Merci David, tu auras décidément été épatant jusqu'au bout !"

Maxime Malon (Malex Kings) : "C'est avec surprise (je ne savais pas qu'il était malade) et surtout une grande tristesse, que j'apprends la mort de David Bowie. Le jour d'avant j'écoutais un extrait de son dernier album à la radio, "Blackstar" qui venait à peine de sortir.
Eh oui, il faut se rendre à l'évidence, le "Thin White Duke" a rejoint le "Major Tom", tout là-haut, dans l'espace infini... Il ne faisait pas partie de mes "influences directes", mais je l'ai toujours considéré comme l'un des plus grands talent musical du 20ème siècle: ses explorations artistiques, son talent mélodique, ses perpétuelles transformations dans tous les sens du terme, font de lui un artiste majeur. A l'image des grands peintres, il a eu ses périodes: funk, hippie, disco, électro ... Cependant, malgré les nombreuses et diverses métamorphoses, on lui reconnaît un genre unique, une originalité, une marque, un son:le style Bowie. Tous ces changements et expérimentations, placent "David Robert Jones" de son vrai nom, dans une spirale: l'éternelle recherche de soi-même à travers l'Art. Tout au long de sa carrière, le "caméléon" passera avec une facilité déconcertante de l'excentricité, à la pluralité pour arriver à une originalité, un héritage musical unique.

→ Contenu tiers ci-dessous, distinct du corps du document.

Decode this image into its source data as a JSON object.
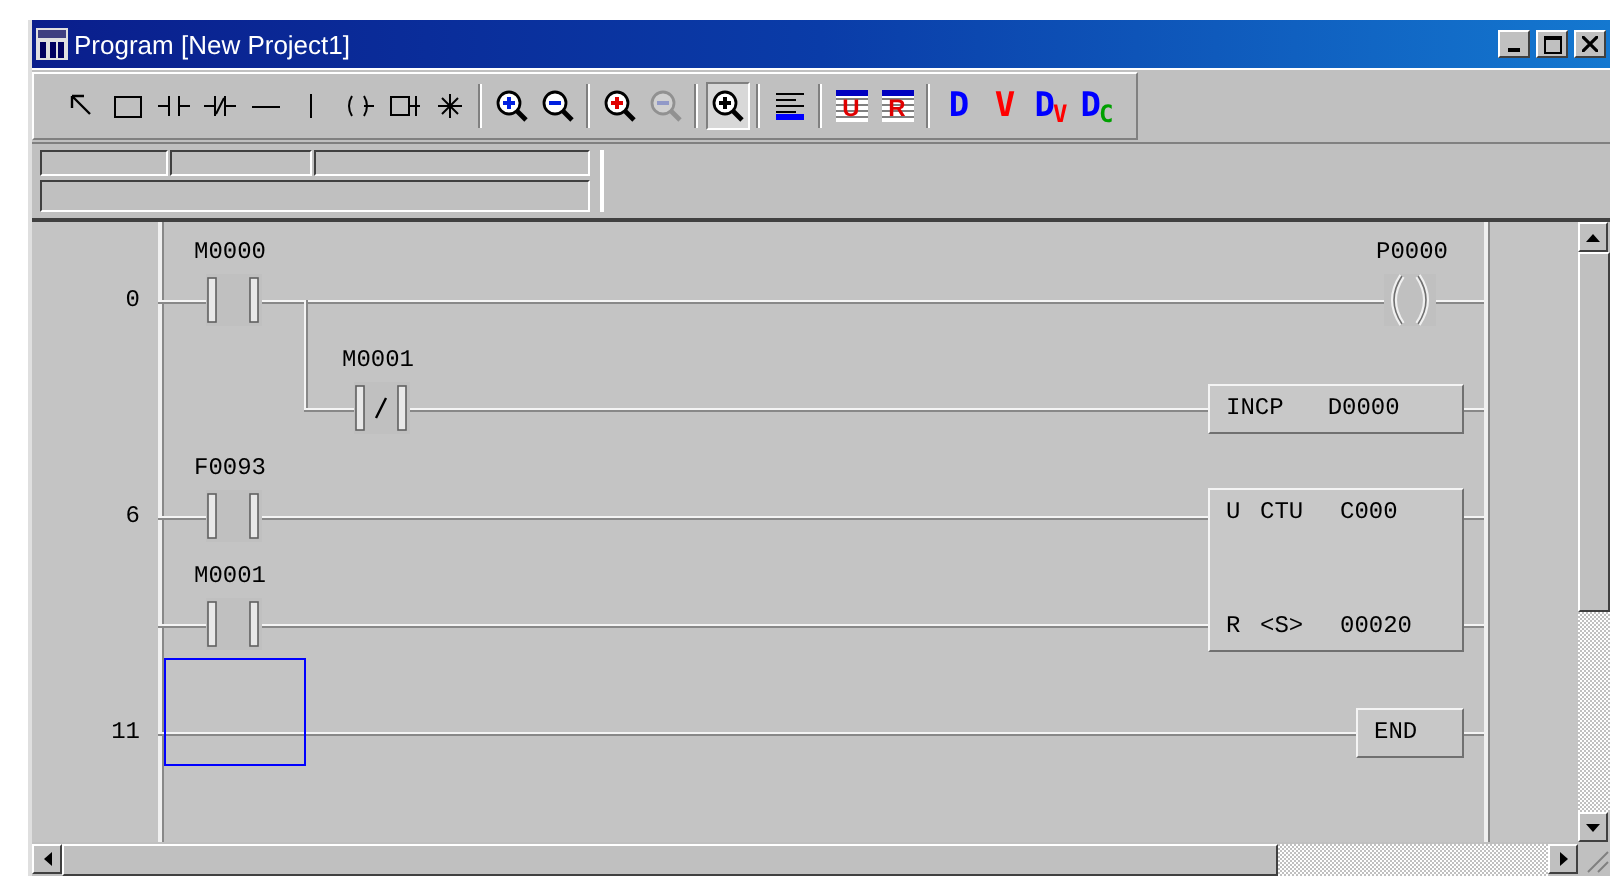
{
  "window": {
    "title": "Program [New Project1]"
  },
  "toolbar": [
    {
      "kind": "pointer",
      "pressed": false,
      "disabled": false
    },
    {
      "kind": "rect",
      "pressed": false,
      "disabled": false
    },
    {
      "kind": "contact",
      "pressed": false,
      "disabled": false
    },
    {
      "kind": "contact_nc",
      "pressed": false,
      "disabled": false
    },
    {
      "kind": "hline",
      "pressed": false,
      "disabled": false
    },
    {
      "kind": "vline",
      "pressed": false,
      "disabled": false
    },
    {
      "kind": "coil",
      "pressed": false,
      "disabled": false
    },
    {
      "kind": "box",
      "pressed": false,
      "disabled": false
    },
    {
      "kind": "star",
      "pressed": false,
      "disabled": false
    },
    {
      "kind": "separator"
    },
    {
      "kind": "zoom_in",
      "pressed": false,
      "disabled": false
    },
    {
      "kind": "zoom_out",
      "pressed": false,
      "disabled": false
    },
    {
      "kind": "separator"
    },
    {
      "kind": "zoom_in_red",
      "pressed": false,
      "disabled": false
    },
    {
      "kind": "zoom_out",
      "pressed": false,
      "disabled": true
    },
    {
      "kind": "separator"
    },
    {
      "kind": "zoom_fit",
      "pressed": true,
      "disabled": false
    },
    {
      "kind": "separator"
    },
    {
      "kind": "align",
      "pressed": false,
      "disabled": false
    },
    {
      "kind": "separator"
    },
    {
      "kind": "table",
      "label": "U",
      "pressed": false,
      "disabled": false
    },
    {
      "kind": "table",
      "label": "R",
      "pressed": false,
      "disabled": false
    },
    {
      "kind": "separator"
    },
    {
      "kind": "letter",
      "parts": [
        {
          "text": "D",
          "color": "#0000ff"
        }
      ],
      "pressed": false,
      "disabled": false
    },
    {
      "kind": "letter",
      "parts": [
        {
          "text": "V",
          "color": "#ff0000"
        }
      ],
      "pressed": false,
      "disabled": false
    },
    {
      "kind": "letter",
      "parts": [
        {
          "text": "D",
          "color": "#0000ff"
        },
        {
          "text": "V",
          "color": "#ff0000"
        }
      ],
      "pressed": false,
      "disabled": false
    },
    {
      "kind": "letter",
      "parts": [
        {
          "text": "D",
          "color": "#0000ff"
        },
        {
          "text": "C",
          "color": "#00a000"
        }
      ],
      "pressed": false,
      "disabled": false
    }
  ],
  "lines": [
    {
      "step": "0",
      "contacts": [
        {
          "kind": "no",
          "label": "M0000"
        }
      ],
      "output": {
        "kind": "coil",
        "label": "P0000"
      }
    },
    {
      "branch": true,
      "contacts": [
        {
          "kind": "nc",
          "label": "M0001"
        }
      ],
      "output": {
        "kind": "instruction",
        "cells": [
          "INCP",
          "D0000"
        ]
      }
    },
    {
      "step": "6",
      "contacts": [
        {
          "kind": "no",
          "label": "F0093"
        }
      ],
      "output": {
        "kind": "counter",
        "cells": [
          "U",
          "CTU",
          "C000"
        ],
        "reset_cells": [
          "R",
          "<S>",
          "00020"
        ]
      }
    },
    {
      "contacts": [
        {
          "kind": "no",
          "label": "M0001"
        }
      ]
    },
    {
      "step": "11",
      "cursor": true,
      "output": {
        "kind": "end",
        "cells": [
          "END"
        ]
      }
    }
  ]
}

Chanteur, compositeur, producteur de disques, peintre et acteur britannique, David Bowie aura fait de sa vie une véritable œuvre d'art. Le "Heroes" est éternel."

Yvan Guillevic : 
"Le premier contact marquant que j'ai eu avec cet artiste exceptionnel je devais avoir 6 ans et le titre "Friday On My Mind" tiré de l'album de covers "Pinups" tournait souvent sur la platine disque à la maison, du coup petit effet "madeleine de Proust" garanti à chaque écoute. Je me souviens que la pochette de l'album me fascinait complètement. Je rencontrerai plus tard le clown de "Ashes To Ashes", le clip m'aura bien intrigué aussi, encore une fois le son et l'image créait une espèce d'aura autour de Bowie. Plus tard c'est l'immense succès de "Let"s Dance" et ce son de guitare si particulier, entre les accords plaqués de Nile Rodgers et les licks de blues en fusion de Stevie Ray Vaughan, et ça me parle, moi le teenager pourtant fan de Hard-rock. D'ailleurs du "Hard-Rock" j'en retrouverai sur le projet Tin Machine. Vers la fin 90's je commence à m'intéresser à l'univers Electro-Rok, Trip Hop, Drums and bass et là encore "Earthling" trouvera un chemin jusqu'à mes oreilles. Ses albums suivants aussi, de "Outside" à "Heathen" ou encore la redécouverte de ses premiers succès, de Major Tom, de Ziggy, etc... Bref David Bowie m'aura accompagné toute ma vie et d'ailleurs je le joue encore très régulièrement en concert, en particulier avec le duo "Heroes", tiens donc "Heroes"... surprenant non ?"

Laurent Zerat :
"David Bowie c’était la classe incarnée. Il le prouve encore avec sa "sortie" programmée et cet album "Blackstar" dont les fonds seront reversés pour la recherche contre le cancer. Le titre "Lazarus" est impressionnant, et comme tout bon titre, il faudra rechercher le sens de chaque phrase avec beaucoup d’interprétations possibles. L’album qui m’a le plus marqué c’est "Hunky Dory". La musique nous rappelle parfois des moments de notre vie. Elle a la force de nous faire voyager. Je me rappelle avoir écouté cet album en boucle toute une nuit de 1971, bien accompagné dans mon lit. Au revoir David, tu étais un des plus grands. Ici, dans ce monde, la musique perd de son sens. Le bizz pas chaud voudrait en faire une espèce de chose commerciale abrutissante sans histoires et sans textes. Heureusement, tu nous laisses ta musique avec 26 albums et elle sera toujours là pour nous guider et nous servir de gold standard.
Passe le bonjour à Lou Reed là-haut".
Ce qui a surpris, c’est qu’on ne savait pas que Bowie était malade. Il y avait eu ce (gros) pépin, en 2004, où il avait fait un infarctus, en tournée. Signant l’arrêt des concerts, sur ordre médical. La rumeur s’était chargée du reste. Bowie aurait perdu sa voix, il ne peut plus chanter, il vit reclus… Sauf qu’on le croisait, ici où là, à New York le plus souvent. Et plus les gens le voyaient, plus ils le trouvaient en bonne santé ! Mais ayant arrêté la musique. Et vlan, sans prévenir, en 2013, il sortait "The next day", premier album depuis 10 ans, sans même que la maison de disque soit au courant deux jours avant ! Un secret très bien gardé. Et on annonçait courant 2015 un projet de disque avec 5 musiciens de jazz. Donc une reprise d’activité qui ne collait pas avec l’idée d’un homme malade.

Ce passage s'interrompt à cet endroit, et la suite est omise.